Military Museum Pushes Access Road Project

The museum’s Air Park includes aircraft from different branches of the military.

A map shows the proposed access route to the Selfridge Military Air Museum.

Image courtesy of Selfridge Military Air Museum

HARRISON TOWNSHIP — Not many museums require visitors to have a background check before entering, but that’s what happens before anyone can enter the Selfridge Military Air Museum.

The museum is located on Selfridge Air National Guard Base, a secure military installation, and visitors who do not have U.S. Government ID cards, who do not have Department Common Access Cards Defense or who are not in the Defense Biometric Identification System must undergo a mandatory security background check in order to obtain a base visitor pass. They must provide a valid US driver’s license, current vehicle registration, and proof of insurance.

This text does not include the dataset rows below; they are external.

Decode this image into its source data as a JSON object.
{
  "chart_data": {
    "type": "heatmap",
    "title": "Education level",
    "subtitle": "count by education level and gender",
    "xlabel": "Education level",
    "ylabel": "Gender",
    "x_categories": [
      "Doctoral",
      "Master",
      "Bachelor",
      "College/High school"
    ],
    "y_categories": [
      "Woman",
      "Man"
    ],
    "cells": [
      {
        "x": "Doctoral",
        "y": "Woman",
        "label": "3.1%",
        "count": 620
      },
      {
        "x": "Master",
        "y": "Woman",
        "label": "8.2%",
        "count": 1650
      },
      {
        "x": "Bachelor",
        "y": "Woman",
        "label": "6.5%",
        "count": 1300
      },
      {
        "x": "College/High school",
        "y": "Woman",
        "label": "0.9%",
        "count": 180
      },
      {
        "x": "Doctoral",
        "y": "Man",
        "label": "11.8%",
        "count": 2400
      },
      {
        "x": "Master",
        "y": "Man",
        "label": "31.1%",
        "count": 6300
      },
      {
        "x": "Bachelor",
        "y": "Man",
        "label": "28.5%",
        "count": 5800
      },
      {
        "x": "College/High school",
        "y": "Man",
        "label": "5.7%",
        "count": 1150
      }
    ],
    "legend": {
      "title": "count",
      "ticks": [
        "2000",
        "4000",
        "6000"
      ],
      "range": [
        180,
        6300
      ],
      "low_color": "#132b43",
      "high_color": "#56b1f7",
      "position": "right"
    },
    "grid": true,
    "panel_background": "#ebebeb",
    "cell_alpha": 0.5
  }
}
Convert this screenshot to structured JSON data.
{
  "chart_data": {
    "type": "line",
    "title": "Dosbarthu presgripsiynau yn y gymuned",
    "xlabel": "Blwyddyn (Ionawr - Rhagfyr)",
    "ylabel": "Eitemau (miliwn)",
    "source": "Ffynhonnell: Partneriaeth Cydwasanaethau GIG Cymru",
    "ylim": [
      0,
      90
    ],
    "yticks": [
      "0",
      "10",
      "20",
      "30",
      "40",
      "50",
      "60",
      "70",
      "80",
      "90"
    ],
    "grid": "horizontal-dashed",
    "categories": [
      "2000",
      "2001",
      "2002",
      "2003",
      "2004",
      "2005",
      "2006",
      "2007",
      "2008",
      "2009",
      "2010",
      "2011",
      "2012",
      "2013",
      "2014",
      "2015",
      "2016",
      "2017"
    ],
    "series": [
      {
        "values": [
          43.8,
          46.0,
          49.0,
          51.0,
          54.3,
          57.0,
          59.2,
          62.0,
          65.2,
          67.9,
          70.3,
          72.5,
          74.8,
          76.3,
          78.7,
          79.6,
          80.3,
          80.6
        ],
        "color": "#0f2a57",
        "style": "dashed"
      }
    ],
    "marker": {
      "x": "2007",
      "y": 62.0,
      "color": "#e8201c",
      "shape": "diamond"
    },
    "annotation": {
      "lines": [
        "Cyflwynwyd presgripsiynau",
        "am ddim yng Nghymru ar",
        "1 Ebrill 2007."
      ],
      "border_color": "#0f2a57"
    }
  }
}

Citizens of a foreign country wishing to visit the exhibits must provide 30 days notice to the general manager of the museum in order to coordinate a visit.

“It all depends on the process of the federal government,” the retired Air Force brigadier said. General Doug Slocum, a member of the museum’s board of trustees who last commissioned Selfridge ANGB in 2019. “You can’t just stop on a whim, which for a museum you want the people can come in and out.

“When I retired, my thought was, let’s stop talking about it and make it happen,” Slocum said.

Now the Selfridge Military Air Museum, located on base at 27333 ‘C’ Street, is seeking to change that requirement by seeking funding for a project that will allow the public to access the museum directly from the Rosso Freeway, without the visitors have to enter the base.

The museum includes thousands of exhibits, interactive learning demonstrations, and a collection of historic aircraft and exhibits. With public access, developers hope the museum will be a new tourist destination and have the opportunity to be an event center to spur economic development in Macomb County and southeast Michigan.

Slocum said the plan had already been approved by levels of government who needed to agree before the museum launched a campaign. Now, he says, they need to raise $3.5 million to pay for the project.

“That’s actually the easy part,” he said. “We are exploring many different options.”

Museum officials are seeking federal, state and local funding for the project, as well as private donations.

“We want people to be aware, (know) that this is a project and that people are defending it. The more you spread the word, the more support there is,” he said.

Slocum said they are already working with state and federal lawmakers to secure funding.

However, he said, “the more we can build the coalition, the better.”

Selfridge is over 105 years old, making it one of the oldest operating airfields in the country. Historical aviation figures such as the Wright brothers, Billy Mitchell, Charles Lindbergh, Jimmy Doolittle, Carl A. Spaatz and Curtis LeMay had ties to Selfridge, Slocum said.

The plan calls for the construction of a bridge over the Irwin Drain to provide a new entrance to Doolittle Drive. New airfield perimeter and base perimeter fencing would be constructed, and the perimeter road would be rerouted around the museum.

Slocum said plans also include building an education center and a pavilion where parties and community events could be held at the end of the track.

“It also gives us the opportunity to inspire our next generation,” he said.

With the base’s STEM educational outreach program – STARBASE One – located next to the museum, there could also be a synergy between it and the museum’s education hub.

“You can see what happened, and then you’re going to create a base for the next generation, to excite them too,” he said. “It opens up the possibility of making this something even bigger than it is today.”

The Selfridge Military Air Museum is open 11 a.m. to 5 p.m. Saturdays and Sundays from April 2 to October 30. Admission is $10 for adults, $8 for seniors and military, and $5 for children 4-17. Active duty military members in uniform are free, as are children 3 and under.

“It could really help with tourism and economic development in the community,” Slocum said. “It all adds up to things that are good for the community.”